In 2014, the European Union published the Central Securities Depositories Regulation (CSDR) with the objective of increasing the safety and efficiency of securities settlement infrastructure.
As an initiative, CSDR has already delivered key securities settlement infrastructure improvements to the European market and, in their recent interim report on the review of CSDR, the European Commission concludes that “in broad terms CSDR is achieving its original objectives”.
The final CSDR ruleset is the Settlement Discipline Regime, currently scheduled for implementation in February 2022, which introduces key measures designed to harmonise the treatment of securities settlement fails.
Settlement discipline regime (SDR)
Settlement infrastructure has historically been a neglected area across the industry.

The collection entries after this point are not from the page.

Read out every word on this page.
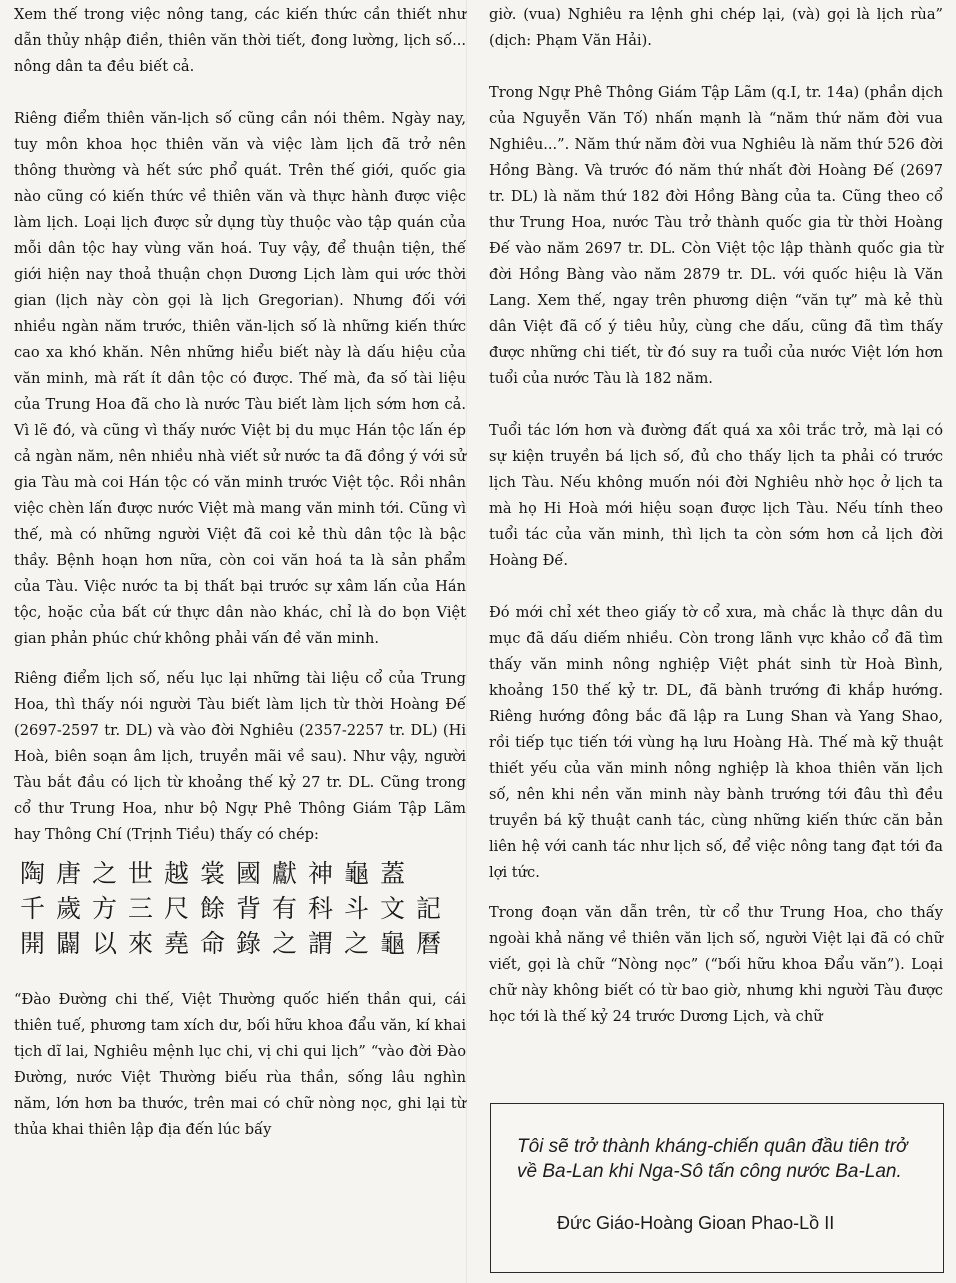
Xem thế trong việc nông tang, các kiến thức cần thiết như dẫn thủy nhập điền, thiên văn thời tiết, đong lường, lịch số... nông dân ta đều biết cả.

Riêng điểm thiên văn-lịch số cũng cần nói thêm. Ngày nay, tuy môn khoa học thiên văn và việc làm lịch đã trở nên thông thường và hết sức phổ quát. Trên thế giới, quốc gia nào cũng có kiến thức về thiên văn và thực hành được việc làm lịch. Loại lịch được sử dụng tùy thuộc vào tập quán của mỗi dân tộc hay vùng văn hoá. Tuy vậy, để thuận tiện, thế giới hiện nay thoả thuận chọn Dương Lịch làm qui ước thời gian (lịch này còn gọi là lịch Gregorian). Nhưng đối với nhiều ngàn năm trước, thiên văn-lịch số là những kiến thức cao xa khó khăn. Nên những hiểu biết này là dấu hiệu của văn minh, mà rất ít dân tộc có được. Thế mà, đa số tài liệu của Trung Hoa đã cho là nước Tàu biết làm lịch sớm hơn cả. Vì lẽ đó, và cũng vì thấy nước Việt bị du mục Hán tộc lấn ép cả ngàn năm, nên nhiều nhà viết sử nước ta đã đồng ý với sử gia Tàu mà coi Hán tộc có văn minh trước Việt tộc. Rồi nhân việc chèn lấn được nước Việt mà mang văn minh tới. Cũng vì thế, mà có những người Việt đã coi kẻ thù dân tộc là bậc thầy. Bệnh hoạn hơn nữa, còn coi văn hoá ta là sản phẩm của Tàu. Việc nước ta bị thất bại trước sự xâm lấn của Hán tộc, hoặc của bất cứ thực dân nào khác, chỉ là do bọn Việt gian phản phúc chứ không phải vấn đề văn minh.

Riêng điểm lịch số, nếu lục lại những tài liệu cổ của Trung Hoa, thì thấy nói người Tàu biết làm lịch từ thời Hoàng Đế (2697-2597 tr. DL) và vào đời Nghiêu (2357-2257 tr. DL) (Hi Hoà, biên soạn âm lịch, truyền mãi về sau). Như vậy, người Tàu bắt đầu có lịch từ khoảng thế kỷ 27 tr. DL. Cũng trong cổ thư Trung Hoa, như bộ Ngự Phê Thông Giám Tập Lãm hay Thông Chí (Trịnh Tiều) thấy có chép:

陶唐之世越裳國獻神龜蓋

千歲方三尺餘背有科斗文記

開闢以來堯命錄之謂之龜曆

“Đào Đường chi thế, Việt Thường quốc hiến thần qui, cái thiên tuế, phương tam xích dư, bối hữu khoa đẩu văn, kí khai tịch dĩ lai, Nghiêu mệnh lục chi, vị chi qui lịch” “vào đời Đào Đường, nước Việt Thường biếu rùa thần, sống lâu nghìn năm, lớn hơn ba thước, trên mai có chữ nòng nọc, ghi lại từ thủa khai thiên lập địa đến lúc bấy

giờ. (vua) Nghiêu ra lệnh ghi chép lại, (và) gọi là lịch rùa” (dịch: Phạm Văn Hải).

Trong Ngự Phê Thông Giám Tập Lãm (q.I, tr. 14a) (phần dịch của Nguyễn Văn Tố) nhấn mạnh là “năm thứ năm đời vua Nghiêu...”. Năm thứ năm đời vua Nghiêu là năm thứ 526 đời Hồng Bàng. Và trước đó năm thứ nhất đời Hoàng Đế (2697 tr. DL) là năm thứ 182 đời Hồng Bàng của ta. Cũng theo cổ thư Trung Hoa, nước Tàu trở thành quốc gia từ thời Hoàng Đế vào năm 2697 tr. DL. Còn Việt tộc lập thành quốc gia từ đời Hồng Bàng vào năm 2879 tr. DL. với quốc hiệu là Văn Lang. Xem thế, ngay trên phương diện “văn tự” mà kẻ thù dân Việt đã cố ý tiêu hủy, cùng che dấu, cũng đã tìm thấy được những chi tiết, từ đó suy ra tuổi của nước Việt lớn hơn tuổi của nước Tàu là 182 năm.

Tuổi tác lớn hơn và đường đất quá xa xôi trắc trở, mà lại có sự kiện truyền bá lịch số, đủ cho thấy lịch ta phải có trước lịch Tàu. Nếu không muốn nói đời Nghiêu nhờ học ở lịch ta mà họ Hi Hoà mới hiệu soạn được lịch Tàu. Nếu tính theo tuổi tác của văn minh, thì lịch ta còn sớm hơn cả lịch đời Hoàng Đế.

Đó mới chỉ xét theo giấy tờ cổ xưa, mà chắc là thực dân du mục đã dấu diếm nhiều. Còn trong lãnh vực khảo cổ đã tìm thấy văn minh nông nghiệp Việt phát sinh từ Hoà Bình, khoảng 150 thế kỷ tr. DL, đã bành trướng đi khắp hướng. Riêng hướng đông bắc đã lập ra Lung Shan và Yang Shao, rồi tiếp tục tiến tới vùng hạ lưu Hoàng Hà. Thế mà kỹ thuật thiết yếu của văn minh nông nghiệp là khoa thiên văn lịch số, nên khi nền văn minh này bành trướng tới đâu thì đều truyền bá kỹ thuật canh tác, cùng những kiến thức căn bản liên hệ với canh tác như lịch số, để việc nông tang đạt tới đa lợi tức.

Trong đoạn văn dẫn trên, từ cổ thư Trung Hoa, cho thấy ngoài khả năng về thiên văn lịch số, người Việt lại đã có chữ viết, gọi là chữ “Nòng nọc” (“bối hữu khoa Đẩu văn”). Loại chữ này không biết có từ bao giờ, nhưng khi người Tàu được học tới là thế kỷ 24 trước Dương Lịch, và chữ

Tôi sẽ trở thành kháng-chiến quân đầu tiên trở về Ba-Lan khi Nga-Sô tấn công nước Ba-Lan.

Đức Giáo-Hoàng Gioan Phao-Lồ II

Often considered an operations problem, with limited or no front-office impact, settlement functions have routinely suffered from under investment. As a result, manual processes across legacy, siloed infrastructure have resulted in high risk, error-prone settlement for many firms.
Practices such as assumed settlement and reactive fails tracking are common, resulting in failing settlement instructions being treated as the norm. Regulators have sought to address this settlement failure risk via the settlement discipline rules, which are designed to improve efficiencies in the securities settlement process chain.
The SDR provisions will focus on the prevention and punishment of settlement fails. Although a European regulation, SDR will impact all trading entities, regardless of domicile, that settle transactions in MiFID II or MiFIR (the second Markets in Financial Instruments Directive and its accompanying regulation) financial instruments at an EU CSD, either directly (as a member) or indirectly (via an agent).